Nicht nur die Glaubensrichtung prägt die Weise, wie Muslim*innen hierzulande ihren Glauben ausleben. Sie unterscheiden sich auch im Grad der Religiosität, also darin, wie stark alltagsleitend ihr Glaube für sie jeweils ist. Darüber hinaus kann es Unterschiede darin geben, welchen Glaubensbestandteilen sie jeweils für sich Bedeutung zumessen. Dazu gehören praktisch-rituelle Vorschriften zum Beten oder Fasten und ethisch-moralische wie Ehrlichkeit und Fleiß. Auch gibt es unterschiedliche Herangehensweisen, die Religion in Bezug auf die sie umgebende Gesellschaft sowie auf die Kultur der jeweiligen Herkunftsregion zu verorten. So verstehen und positionieren sich einige als „deutsche Muslim*innen“, während andere sich als eine Art kulturell-religiöse Gemeinschaft bosnischer, pakistanischer oder türkischer Muslim*innen begreifen.
Glaubensströmungen und Glaubensvielfalt
Dr. Souheil Thabti — Vielfalt als Segen
Glaubensströmungen und Glaubensvielfalt
Prof. Dr. Werner Schiffauer — muslimische Vielfalt in Deutschland
Glaubensströmungen und Glaubensvielfalt
Die Vermittlung und Pflege des Wissens um die eigene Religion gehört bei Muslimen in Deutschland, wie auch bei anderen Religionsgruppen, zu den wichtigsten Triebkräften und Pfeilern der Vergemeinschaftung und Ausbildung von Institutionen. Sie halten die Glaubensgemeinschaften lebendig und beständig. Das religiöse Wissen wird also zuvörderst innerhalb unterschiedlicher Moscheegemeinden und weiteren muslimischen Gruppierungen und Institutionen bereitgestellt und vermittelt. Aber dies geschieht nicht nur dort, sondern seit einigen Jahren auch im Bereich staatlicher Institutionen: So wird vereinzelt in manchen Bundesländern seit einiger Zeit islamischer Religionsunterricht an öffentlichen Schulen unterrichtet. Ähnlich wie der katholische Religionsunterricht ist er bekenntnisgebunden, in manchen Bundesländern findet er aber auch in Form religiöser Unterweisung statt. Zudem wurde an deutschen Universitäten seit 2010 der Studiengang Islamtheologische Studien etabliert.
Porträt von Sheikh Hassan Dyck aus der Osmanischen Herberge in der Eifel. Hassan Dyck gehört der Tariqa Naqschbandiyya an, ein Sufi-Orden, der im 14. Jahrhundert in Zentralasien entstand.

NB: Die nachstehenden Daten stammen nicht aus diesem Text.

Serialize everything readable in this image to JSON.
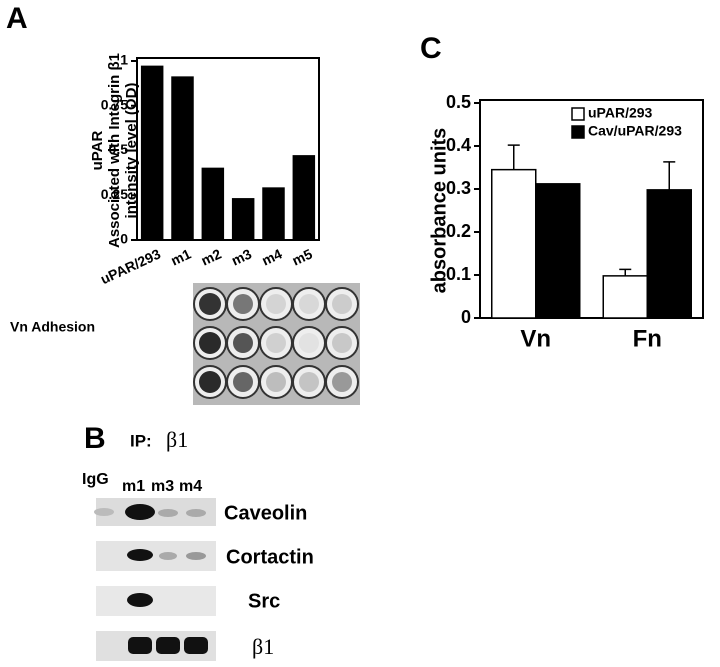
{
  "panel_labels": [
    "A",
    "B",
    "C"
  ],
  "adhesion_label": "Vn Adhesion",
  "blot": {
    "ip_label": "IP:",
    "ip_antibody": "β1",
    "lanes": [
      "IgG",
      "m1",
      "m3",
      "m4"
    ],
    "rows": [
      "Caveolin",
      "Cortactin",
      "Src",
      "β1"
    ]
  },
  "chart_data": [
    {
      "type": "bar",
      "ylabel": [
        "uPAR",
        "Associated with Integrin β1",
        "intensity level (OD)"
      ],
      "categories": [
        "uPAR/293",
        "m1",
        "m2",
        "m3",
        "m4",
        "m5"
      ],
      "values": [
        0.97,
        0.91,
        0.4,
        0.23,
        0.29,
        0.47
      ],
      "color": "#000000",
      "ylim": [
        0,
        1
      ],
      "yticks": [
        0,
        0.25,
        0.5,
        0.75,
        1
      ]
    },
    {
      "type": "grouped_bar",
      "ylabel": "absorbance units",
      "categories": [
        "Vn",
        "Fn"
      ],
      "series": [
        {
          "name": "uPAR/293",
          "color": "#ffffff",
          "values": [
            0.345,
            0.098
          ],
          "errors": [
            0.057,
            0.015
          ]
        },
        {
          "name": "Cav/uPAR/293",
          "color": "#000000",
          "values": [
            0.312,
            0.298
          ],
          "errors": [
            null,
            0.065
          ]
        }
      ],
      "ylim": [
        0,
        0.5
      ],
      "yticks": [
        0,
        0.1,
        0.2,
        0.3,
        0.4,
        0.5
      ],
      "legend": "upper right"
    }
  ]
}
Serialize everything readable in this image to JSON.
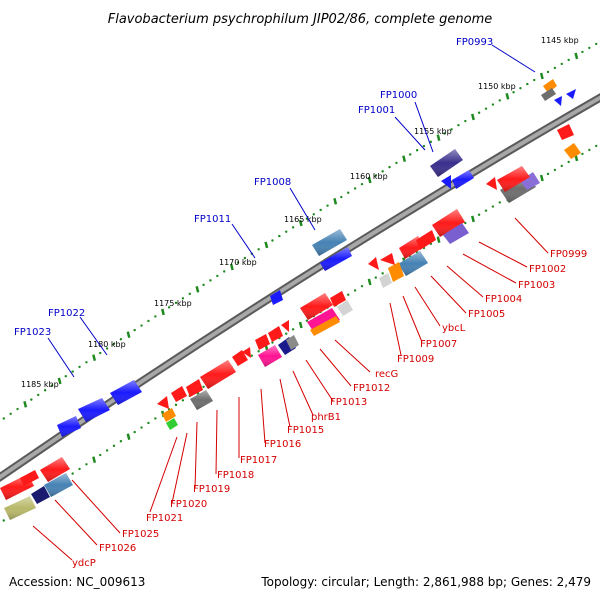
{
  "title": "Flavobacterium psychrophilum JIP02/86, complete genome",
  "footer": {
    "accession": "Accession: NC_009613",
    "summary": "Topology: circular; Length: 2,861,988 bp; Genes: 2,479"
  },
  "scale_labels": [
    "1145 kbp",
    "1150 kbp",
    "1155 kbp",
    "1160 kbp",
    "1165 kbp",
    "1170 kbp",
    "1175 kbp",
    "1180 kbp",
    "1185 kbp"
  ],
  "forward_gene_labels": [
    "FP0993",
    "FP1000",
    "FP1001",
    "FP1008",
    "FP1011",
    "FP1022",
    "FP1023"
  ],
  "reverse_gene_labels": [
    "FP0999",
    "FP1002",
    "FP1003",
    "FP1004",
    "FP1005",
    "ybcL",
    "FP1007",
    "FP1009",
    "recG",
    "FP1012",
    "FP1013",
    "phrB1",
    "FP1015",
    "FP1016",
    "FP1017",
    "FP1018",
    "FP1019",
    "FP1020",
    "FP1021",
    "FP1025",
    "FP1026",
    "ydcP"
  ],
  "colors": {
    "forward_gene": "#1a1aff",
    "reverse_gene": "#ff1a1a",
    "backbone": "#8c8c8c",
    "scale": "#1f8a1f",
    "label_forward": "#0000c8",
    "label_reverse": "#d40000"
  }
}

In den Moscheegemeinden findet die religiöse Wissensvermittlung in unterschiedlicher Form statt: Meist adressieren religiöse Bildungsangebote unterschiedliche Untergruppen der Gemeinden und finden in verschiedenen ‚Abteilungen‘ statt.
Neben übergreifenden Predigten wie der Freitagspredigt, mit der sich der Imam an alle Moscheebesucher richtet, gibt es spezielle Unterrichtseinheiten für Männer, eigene für Frauen, auch welche für Kinder und manche für Senioren. So erhalten Frauen eine auf sie zugeschnittene, meist auch von Lehrerinnen oder Leiterinnen vermittelte religiöse Bildung, während Kinder und Jugendliche in ihren eigenen Gruppen lernen.
Imamausbildung in der ‚Jamia‘, der Imamausbildungsstätte der Glaubensgruppe der Ahmadiyya Muslim Jamaat in Riedstadt. Seit 2008 werden dort Imame ausgebildet.
Besonders für die religiöse Wissensvermittlung an Jungen und Männer spielt der Imam bzw. Hoca einer Moschee eine wichtige Rolle. Zu den religiösen Bildungsangeboten, die gemäß der Studie zu Strukturen und Angeboten der Gemeinden islamischer Organisationen in Deutschland (2012) in 95 % der befragten Gemeinden den Moscheebesucher*innen bereitgestellt werden, gehören Korankurse und Islamunterricht für Kinder und Jugendliche.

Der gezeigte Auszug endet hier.